A seemingly minor change to the return value of ejbCreate() may turn out to be a headache when upgrading systems from EJB 1.0 to the EJB 1.1 specification. Because the ejbCreate() method works differently in bean-managed and container-managed beans, EJB 1.0 specified different return values: bean-managed entities return the unique identity of the bean, the primary key; container-managed entities return void. The following code shows the different method signatures used for container-managed and bean-managed ejbCreate() methods in EJB 1.0:

// container-managed entity, EJB 1.0
    public class AccountCMP implements javax.ejb.EntityBean {
    public int id;
    public double balance;

    public void ejbCreate(int myID) {
        id = myID;
    }
    // more bean code follows
}

// bean-managed entity, EJB 1.0
    public class AccountBMP implements javax.ejb.EntityBean {
    public int id;
    public double balance;

    public AccountPK ejbCreate(int myID) {
        id = myID;
        // do a database insert using JDBC
        AccountPK pk = new AccountPK(myID);
        return pk;
    }
    // more bean code follows
}

The EJB 1.1 specification changes this so that both bean-managed and container-managed entities have to return the primary key type from the ejbCreate() methods. However, container-managed beans are required to return null instead of a primary key object. This seemingly bizarre change was made to accommodate EJB vendors who want to support container-managed beans by extending them with generated bean-managed classes. The generated subclasses override the ejbCreate() methods to manually insert a record into the database. In EJB 1.0, the ejbCreate() methods in bean-managed and container-managed entities have different return values, so extending the class and overriding the ejbCreate() methods doesn't work. By specifying that the ejbCreate() methods must always return the primary key class, container-managed beans can be extended to create bean-managed beans. Unfortunately, this change breaks forward compatibility with EJB 1.0 container-managed beans, forcing bean developers to make changes to their existing code if they want to transition to the EJB 1.1 specification.

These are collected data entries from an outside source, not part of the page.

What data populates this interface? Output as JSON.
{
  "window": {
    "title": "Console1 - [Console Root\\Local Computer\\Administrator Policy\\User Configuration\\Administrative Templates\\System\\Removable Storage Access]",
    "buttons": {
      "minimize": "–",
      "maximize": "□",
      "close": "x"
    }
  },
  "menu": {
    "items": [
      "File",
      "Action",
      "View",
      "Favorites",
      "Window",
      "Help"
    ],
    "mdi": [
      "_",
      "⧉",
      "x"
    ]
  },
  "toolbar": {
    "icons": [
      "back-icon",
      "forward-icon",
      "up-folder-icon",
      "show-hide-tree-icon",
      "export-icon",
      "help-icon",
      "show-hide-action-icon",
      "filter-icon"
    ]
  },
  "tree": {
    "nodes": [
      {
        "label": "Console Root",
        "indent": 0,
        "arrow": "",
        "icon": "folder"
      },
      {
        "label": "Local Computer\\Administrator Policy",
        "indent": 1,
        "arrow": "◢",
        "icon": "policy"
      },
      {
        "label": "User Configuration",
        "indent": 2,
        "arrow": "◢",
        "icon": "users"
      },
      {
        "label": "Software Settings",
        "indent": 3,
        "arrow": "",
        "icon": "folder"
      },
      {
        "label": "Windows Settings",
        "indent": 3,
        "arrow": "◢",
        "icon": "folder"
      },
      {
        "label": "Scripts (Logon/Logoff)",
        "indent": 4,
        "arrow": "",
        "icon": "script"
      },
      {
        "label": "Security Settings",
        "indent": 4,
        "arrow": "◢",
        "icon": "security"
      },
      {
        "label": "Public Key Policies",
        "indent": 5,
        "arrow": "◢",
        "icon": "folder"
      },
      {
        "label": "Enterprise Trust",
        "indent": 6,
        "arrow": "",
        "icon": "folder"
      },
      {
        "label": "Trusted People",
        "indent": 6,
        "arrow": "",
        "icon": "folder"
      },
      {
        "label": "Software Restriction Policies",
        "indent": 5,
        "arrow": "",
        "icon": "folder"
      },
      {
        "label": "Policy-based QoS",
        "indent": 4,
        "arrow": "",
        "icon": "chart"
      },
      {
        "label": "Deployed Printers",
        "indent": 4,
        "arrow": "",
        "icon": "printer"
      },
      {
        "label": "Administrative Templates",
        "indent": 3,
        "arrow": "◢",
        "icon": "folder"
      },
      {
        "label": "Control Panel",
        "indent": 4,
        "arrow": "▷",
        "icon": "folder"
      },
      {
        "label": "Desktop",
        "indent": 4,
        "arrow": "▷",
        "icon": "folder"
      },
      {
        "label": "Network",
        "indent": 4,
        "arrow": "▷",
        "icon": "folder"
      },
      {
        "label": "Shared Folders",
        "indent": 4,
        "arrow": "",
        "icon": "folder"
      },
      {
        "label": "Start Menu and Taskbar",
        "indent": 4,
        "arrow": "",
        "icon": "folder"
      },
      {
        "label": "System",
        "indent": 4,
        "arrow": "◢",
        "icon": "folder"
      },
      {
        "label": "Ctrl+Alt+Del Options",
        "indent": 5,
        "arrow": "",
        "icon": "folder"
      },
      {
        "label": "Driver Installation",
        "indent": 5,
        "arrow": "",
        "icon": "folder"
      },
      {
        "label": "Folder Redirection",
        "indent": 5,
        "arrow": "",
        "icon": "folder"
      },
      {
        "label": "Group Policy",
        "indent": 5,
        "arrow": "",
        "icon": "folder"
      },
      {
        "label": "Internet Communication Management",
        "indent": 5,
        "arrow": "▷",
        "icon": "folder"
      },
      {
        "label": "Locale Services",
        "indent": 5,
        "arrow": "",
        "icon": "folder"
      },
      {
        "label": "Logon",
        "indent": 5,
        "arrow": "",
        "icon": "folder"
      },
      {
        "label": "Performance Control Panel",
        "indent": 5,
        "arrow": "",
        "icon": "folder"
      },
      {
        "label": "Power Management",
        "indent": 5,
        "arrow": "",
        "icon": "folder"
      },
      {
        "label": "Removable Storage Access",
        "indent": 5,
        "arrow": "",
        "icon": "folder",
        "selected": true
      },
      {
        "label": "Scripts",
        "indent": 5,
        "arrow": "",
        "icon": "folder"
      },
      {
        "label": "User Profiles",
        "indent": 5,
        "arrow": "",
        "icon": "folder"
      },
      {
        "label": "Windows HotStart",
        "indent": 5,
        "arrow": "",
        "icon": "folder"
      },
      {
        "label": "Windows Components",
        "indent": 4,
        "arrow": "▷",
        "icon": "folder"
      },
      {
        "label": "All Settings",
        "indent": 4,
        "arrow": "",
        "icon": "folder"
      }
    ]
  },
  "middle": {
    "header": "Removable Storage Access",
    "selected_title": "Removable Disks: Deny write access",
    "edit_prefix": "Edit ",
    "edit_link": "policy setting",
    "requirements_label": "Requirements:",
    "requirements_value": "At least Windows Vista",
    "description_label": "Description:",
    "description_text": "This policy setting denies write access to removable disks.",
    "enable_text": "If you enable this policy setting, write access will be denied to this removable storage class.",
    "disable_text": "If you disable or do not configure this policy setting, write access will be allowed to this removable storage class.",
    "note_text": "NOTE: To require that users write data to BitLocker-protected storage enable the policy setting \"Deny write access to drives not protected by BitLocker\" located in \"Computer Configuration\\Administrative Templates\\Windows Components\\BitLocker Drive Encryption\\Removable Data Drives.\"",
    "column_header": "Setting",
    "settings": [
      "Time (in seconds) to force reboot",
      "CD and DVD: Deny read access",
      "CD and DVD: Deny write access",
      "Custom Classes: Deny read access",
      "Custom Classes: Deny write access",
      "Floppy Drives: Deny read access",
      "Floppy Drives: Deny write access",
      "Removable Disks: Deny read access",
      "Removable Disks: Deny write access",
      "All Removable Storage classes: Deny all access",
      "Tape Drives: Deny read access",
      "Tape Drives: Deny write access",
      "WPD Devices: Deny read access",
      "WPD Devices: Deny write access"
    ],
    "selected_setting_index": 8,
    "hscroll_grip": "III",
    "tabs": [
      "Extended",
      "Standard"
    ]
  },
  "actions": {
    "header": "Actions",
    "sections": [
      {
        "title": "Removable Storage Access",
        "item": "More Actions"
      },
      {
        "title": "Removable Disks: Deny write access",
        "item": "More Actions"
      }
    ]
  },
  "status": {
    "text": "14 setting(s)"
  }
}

The EJB 1.1 specification also contains some other changes regarding the primary key class. For bean-managed persistence, EJB 1.1 states that the primary key class can be any valid Java RMI-IIOP type--a clear indication that IIOP will be the standard distributed object protocol for EJB in a future version of the specification. In addition, the new specification requires the primary key class to implement the Object.equals() and Object.hashCode() methods to ensure that these methods evaluate properly when comparing keys and storing them in a java.util.Hashtable. The most significant change regarding primary keys is the option to defer their definition until deployment time. In other words, the primary key for an entity bean doesn't have to be defined by the developer, but can be left to the deployer. This is a significant departure from the previous specification, which required the bean developer to define the primary keys. By deferring the definition until deployment, persistence mapping becomes more flexible, allowing beans to become more portable. Although this is a convenient option, it's likely that most bean developers will continue to specify the primary class when they develop the bean.

Finally, a change in the EJB 1.1 specification allows entity bean references to be container-managed fields. In container-managed persistence, the container manages persistence automatically, so it must be told at deployment time which fields are persistent and how to map them to the database. In EJB 1.0, container-managed fields are limited to primitives and java.io.Serializable types. Limiting the container-managed fields to these simple types makes it more difficult to maintain persistent relationships to other entity beans; entity beans are always referenced using their java.rmi.Remote interface type, which is neither a primitive nor Serializable. EJB 1.1 specifies that container-managed fields can include references to other entity beans, which makes it much easier for the bean developer to model associations and aggregations of beans. How the container persists the relationships is not specified, but it's likely that options for converting the reference to a primary key will be provided at deployment time.